The Vicecory, a new-construction 29-story, 240-room tower at 120 West 57th, is something of a rarity on the avenue of the oligarchs: a luxury hotel that’s not wedged into the base of a condo tower with the most sweeping views reserved for the masters of the universe in the condos above. True, with room rates starting at $559 a night, the Viceroy may not be for the masses, but her entirety is open to the public, from Kingside, the ground-floor Marc Murphy restaurant to the still-under-construction bar perched on the roof.
The Viceroy will also be the odd one out among the luxury towers of 57th Street for yet another reason: unlike the darkened glass buildings all around her, most of her windows will be lit up at night.
Still, the new hotel does share more than a few characteristics with her neighbors along the billionaire’s belt. Most notably, an attempt to straddle the worlds of uptown and downtown, to communicate luxury without coming off as stiff or stuffy.
“We were trying to create an uptown oasis with a downtown vibe,” Viceroy CEO Bill Walshe told The Observer. “People have been saying that it feels more like Soho than Central Park.”

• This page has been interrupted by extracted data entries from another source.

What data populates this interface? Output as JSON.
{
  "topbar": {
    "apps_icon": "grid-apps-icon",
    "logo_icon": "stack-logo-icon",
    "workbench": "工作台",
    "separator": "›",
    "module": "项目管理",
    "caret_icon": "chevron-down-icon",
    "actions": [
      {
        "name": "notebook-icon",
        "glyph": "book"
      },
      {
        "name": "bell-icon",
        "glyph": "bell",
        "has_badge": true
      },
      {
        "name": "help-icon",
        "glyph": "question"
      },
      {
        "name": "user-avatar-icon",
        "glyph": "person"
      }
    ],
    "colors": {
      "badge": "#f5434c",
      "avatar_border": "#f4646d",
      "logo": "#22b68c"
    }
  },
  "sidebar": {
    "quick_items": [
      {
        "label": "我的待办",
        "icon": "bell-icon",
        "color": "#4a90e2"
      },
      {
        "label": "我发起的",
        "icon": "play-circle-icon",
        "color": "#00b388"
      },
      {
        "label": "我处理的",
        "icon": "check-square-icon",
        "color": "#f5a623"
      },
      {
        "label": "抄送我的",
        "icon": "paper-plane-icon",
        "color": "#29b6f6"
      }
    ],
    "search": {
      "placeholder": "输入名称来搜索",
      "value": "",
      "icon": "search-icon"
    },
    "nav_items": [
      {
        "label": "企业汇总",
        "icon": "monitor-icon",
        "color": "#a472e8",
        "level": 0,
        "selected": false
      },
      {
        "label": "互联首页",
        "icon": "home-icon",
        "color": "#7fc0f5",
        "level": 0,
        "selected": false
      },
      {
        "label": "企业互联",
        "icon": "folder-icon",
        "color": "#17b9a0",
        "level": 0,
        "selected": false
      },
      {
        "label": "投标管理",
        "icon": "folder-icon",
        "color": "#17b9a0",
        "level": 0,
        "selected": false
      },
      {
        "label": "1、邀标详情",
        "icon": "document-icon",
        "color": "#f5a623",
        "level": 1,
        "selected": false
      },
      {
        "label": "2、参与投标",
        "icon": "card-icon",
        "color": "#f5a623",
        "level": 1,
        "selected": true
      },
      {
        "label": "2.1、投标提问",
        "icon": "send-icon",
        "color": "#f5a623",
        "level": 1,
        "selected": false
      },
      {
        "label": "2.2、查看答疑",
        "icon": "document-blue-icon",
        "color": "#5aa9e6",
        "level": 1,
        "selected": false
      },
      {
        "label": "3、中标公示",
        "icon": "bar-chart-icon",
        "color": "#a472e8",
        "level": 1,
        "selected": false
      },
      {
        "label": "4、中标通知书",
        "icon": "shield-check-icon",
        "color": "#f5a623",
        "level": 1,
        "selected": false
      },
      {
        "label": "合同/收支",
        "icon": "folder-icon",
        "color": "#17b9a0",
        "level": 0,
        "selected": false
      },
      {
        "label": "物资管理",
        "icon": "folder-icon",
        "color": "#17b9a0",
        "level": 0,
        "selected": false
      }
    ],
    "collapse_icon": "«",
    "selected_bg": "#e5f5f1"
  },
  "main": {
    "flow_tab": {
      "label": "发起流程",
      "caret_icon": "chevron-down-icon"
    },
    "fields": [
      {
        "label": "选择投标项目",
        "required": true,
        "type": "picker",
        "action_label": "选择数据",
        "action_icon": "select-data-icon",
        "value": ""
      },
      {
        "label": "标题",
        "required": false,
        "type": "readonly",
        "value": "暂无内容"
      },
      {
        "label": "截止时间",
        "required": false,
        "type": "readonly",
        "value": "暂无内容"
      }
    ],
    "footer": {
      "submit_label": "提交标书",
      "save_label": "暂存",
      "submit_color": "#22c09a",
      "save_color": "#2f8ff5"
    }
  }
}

But of course, the Viceroy wants to have it both ways: Soho with a killer view of Central Park, new construction with a mid-century aesthetic, masonry with a soaring glass facade. For the most part, the hotel succeeds, which is perhaps why American Realty Capital New York Recovery eagerly swooped in to take over ownership of the building for $148.5 million less than a month before the opening yesterday.
Nonetheless, the hotel will soon have plenty of competition for high-end guests: from the Park Hyatt coming to the bottom of the almost right-across the street One57, Barry Sternlight’s five-star hotel in the base of the Baccarat tower and his 1 Hotel. And then there’s the Quin, a renovated luxury hotel remade from the 1929 Buckingham Hotel that is expected to open next month.
Mr. Walshe said that Viceroy’s guests tend to be on the younger side: successful 25 to 50-year-olds in the entertainment and media worlds whose parents might have stayed at the Carlyle but who want something a little more modern for themselves.
The rooms have warm wood and leather accents, with brass hardware and bespoke furniture created by the building’s architects and designers, Roman and Williams. But they also have a Dr. Dre Beatbox portable soundsystems and smartphones that multitask as remote controls, room phones and local mobile phones that guests can carry about town with them during their visit. Though the smartphones, unlike the library full of carefully curated books downstairs that guests are free to make off with if they chose, will be charged to the room if a guests take them with them after checkout.
As for the books, Mr. Walshe says that he doesn’t mind. “If the books are not getting stolen, then they’re not the right books. It’s like when you walk into the bathroom and there’s still shampoo after the guest leaves. It means you’re not stocking the right shampoo. Kleptomania is people’s way of saying that they like what you’ve done.”
Perhaps the building’s best feature are its enormous muntined casement windows, which more than make up for its somewhat cramped-feeling corridors. They flood the rooms with light and offer stunning views of the city (Roman and Williams wisely decided to forgo wall art). Best of all, they actually open so that visitors can listen the noise of the street below.
Its strangest? A functional watertower that was somewhat whimsically added to help the building blend in with the neighborhood.